# Pete Tide ll 09/03/2010



## swander (Dec 1, 2007)

Diving the Pete Tide ll. First time using video camera so need to work out a few bugs.

Diving The Pete Tide Off Of Pensacola, Fl. 09/03/2010 on Vimeo


----------



## jw1973 (Feb 8, 2009)

Cool video, was that a little spooky with the shark creeping up on you? Looked like a bull.

Thanks for posting...


----------



## Brad King (Sep 30, 2007)

Great video!! Very clear, i love how the camera is mounted on your speargun. Gives a kick ass perspective!!
Thanks


----------



## swander (Dec 1, 2007)

jw1973 said:


> Cool video, was that a little spooky with the shark creeping up on you? Looked like a bull.
> 
> Thanks for posting...


After I shot that fish one of them came in behind me real close and the other diver swam down at him. He left and believe it or not I reloaded and shot at another fish! Then it was time to leave!! :whistling:


----------



## mkpitts6 (Feb 23, 2008)

Thanks, we'll watch all the video we can get! Was that a bull? and was that the aggressive posture i've haerdabout, with the pecs arched?


----------



## legion (Sep 21, 2010)

Great video! I would love to see how you mounted your camera.


----------



## swander (Dec 1, 2007)

*GoPro Hero*



legion said:


> Great video! I would love to see how you mounted your camera.

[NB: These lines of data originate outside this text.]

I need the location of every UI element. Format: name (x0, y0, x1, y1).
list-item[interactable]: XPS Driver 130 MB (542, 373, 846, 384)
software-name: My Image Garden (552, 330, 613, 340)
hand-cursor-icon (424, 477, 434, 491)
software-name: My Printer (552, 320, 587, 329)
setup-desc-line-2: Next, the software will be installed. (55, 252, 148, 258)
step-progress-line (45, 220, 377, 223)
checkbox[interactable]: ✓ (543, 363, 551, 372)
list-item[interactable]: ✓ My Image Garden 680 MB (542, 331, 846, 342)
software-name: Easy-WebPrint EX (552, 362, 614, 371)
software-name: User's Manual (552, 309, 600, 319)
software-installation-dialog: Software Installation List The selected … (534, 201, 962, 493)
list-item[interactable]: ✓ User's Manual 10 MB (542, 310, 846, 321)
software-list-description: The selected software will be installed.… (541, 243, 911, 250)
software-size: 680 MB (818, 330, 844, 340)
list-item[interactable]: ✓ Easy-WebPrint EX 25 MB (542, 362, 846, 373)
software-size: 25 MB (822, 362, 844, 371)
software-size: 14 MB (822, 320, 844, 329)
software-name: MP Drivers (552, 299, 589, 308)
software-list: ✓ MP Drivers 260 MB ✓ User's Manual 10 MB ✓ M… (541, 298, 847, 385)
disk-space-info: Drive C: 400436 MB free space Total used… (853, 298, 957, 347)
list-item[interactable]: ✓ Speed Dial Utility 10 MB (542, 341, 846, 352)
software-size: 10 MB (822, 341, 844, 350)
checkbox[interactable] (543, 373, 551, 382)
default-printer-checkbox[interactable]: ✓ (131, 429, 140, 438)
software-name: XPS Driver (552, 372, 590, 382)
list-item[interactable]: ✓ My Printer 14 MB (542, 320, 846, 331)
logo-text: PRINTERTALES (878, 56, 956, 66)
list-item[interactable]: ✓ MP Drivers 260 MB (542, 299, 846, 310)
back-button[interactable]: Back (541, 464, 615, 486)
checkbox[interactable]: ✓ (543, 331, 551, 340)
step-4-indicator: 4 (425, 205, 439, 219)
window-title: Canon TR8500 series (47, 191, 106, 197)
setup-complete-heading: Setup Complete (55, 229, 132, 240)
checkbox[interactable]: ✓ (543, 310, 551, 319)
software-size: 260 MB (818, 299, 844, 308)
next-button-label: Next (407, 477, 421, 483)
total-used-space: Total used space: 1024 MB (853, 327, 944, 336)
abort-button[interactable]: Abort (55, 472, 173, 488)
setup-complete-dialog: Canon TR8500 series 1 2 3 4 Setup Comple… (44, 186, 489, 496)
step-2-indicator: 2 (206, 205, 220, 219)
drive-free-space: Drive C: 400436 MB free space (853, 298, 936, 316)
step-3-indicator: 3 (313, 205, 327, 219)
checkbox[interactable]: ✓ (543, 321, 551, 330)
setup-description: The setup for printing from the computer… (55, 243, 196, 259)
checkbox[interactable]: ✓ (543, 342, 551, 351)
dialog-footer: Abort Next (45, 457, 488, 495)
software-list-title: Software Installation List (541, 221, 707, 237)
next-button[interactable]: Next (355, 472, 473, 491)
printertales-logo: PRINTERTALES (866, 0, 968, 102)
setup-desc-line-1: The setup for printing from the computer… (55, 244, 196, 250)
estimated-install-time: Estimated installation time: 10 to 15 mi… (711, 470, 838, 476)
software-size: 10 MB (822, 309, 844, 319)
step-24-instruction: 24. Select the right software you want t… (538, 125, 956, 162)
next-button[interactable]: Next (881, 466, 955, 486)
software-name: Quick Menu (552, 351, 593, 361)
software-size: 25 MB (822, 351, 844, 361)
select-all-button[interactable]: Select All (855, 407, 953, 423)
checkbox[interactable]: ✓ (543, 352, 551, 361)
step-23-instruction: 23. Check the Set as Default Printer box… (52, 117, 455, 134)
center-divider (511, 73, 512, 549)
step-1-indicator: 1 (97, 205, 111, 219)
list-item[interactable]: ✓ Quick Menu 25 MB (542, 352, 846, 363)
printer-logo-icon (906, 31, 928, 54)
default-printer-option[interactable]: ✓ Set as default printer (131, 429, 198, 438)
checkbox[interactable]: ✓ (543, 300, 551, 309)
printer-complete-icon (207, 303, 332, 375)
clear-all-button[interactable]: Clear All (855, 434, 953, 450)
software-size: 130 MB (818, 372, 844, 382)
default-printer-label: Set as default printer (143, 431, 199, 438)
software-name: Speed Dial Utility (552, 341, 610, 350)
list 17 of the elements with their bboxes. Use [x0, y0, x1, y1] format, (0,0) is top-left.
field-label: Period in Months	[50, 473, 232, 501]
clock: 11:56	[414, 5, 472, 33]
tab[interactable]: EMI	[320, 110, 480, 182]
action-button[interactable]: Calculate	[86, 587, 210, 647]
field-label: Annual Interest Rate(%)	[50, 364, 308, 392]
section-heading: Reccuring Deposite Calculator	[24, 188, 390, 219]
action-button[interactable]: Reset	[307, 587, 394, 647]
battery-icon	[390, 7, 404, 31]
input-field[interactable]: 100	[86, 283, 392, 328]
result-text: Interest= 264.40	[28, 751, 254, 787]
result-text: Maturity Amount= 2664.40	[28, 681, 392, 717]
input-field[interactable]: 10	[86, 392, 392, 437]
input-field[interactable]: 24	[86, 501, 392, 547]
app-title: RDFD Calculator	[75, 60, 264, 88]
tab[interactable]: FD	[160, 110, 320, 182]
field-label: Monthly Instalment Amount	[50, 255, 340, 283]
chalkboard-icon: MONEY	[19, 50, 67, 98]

 Legion, I bought the GoPro Hero Naked. It only comes with a mount for a helmet. I got the camera and was going diving the next day and needed to come up with an alternative. The camera came attached to the shipping box with a mount (plastic) that I modified so it would attach to the rear of the speargun and be off to the side. It took about 10 mins to do. attached it with a couple of hose clamps. The downfall is that anoying noise that somehow was caused by the mount. I have since mounted it on a rock climbing type helmet and it works great. If you have the same camera I will give you the mount for the gun. Good luck.


----------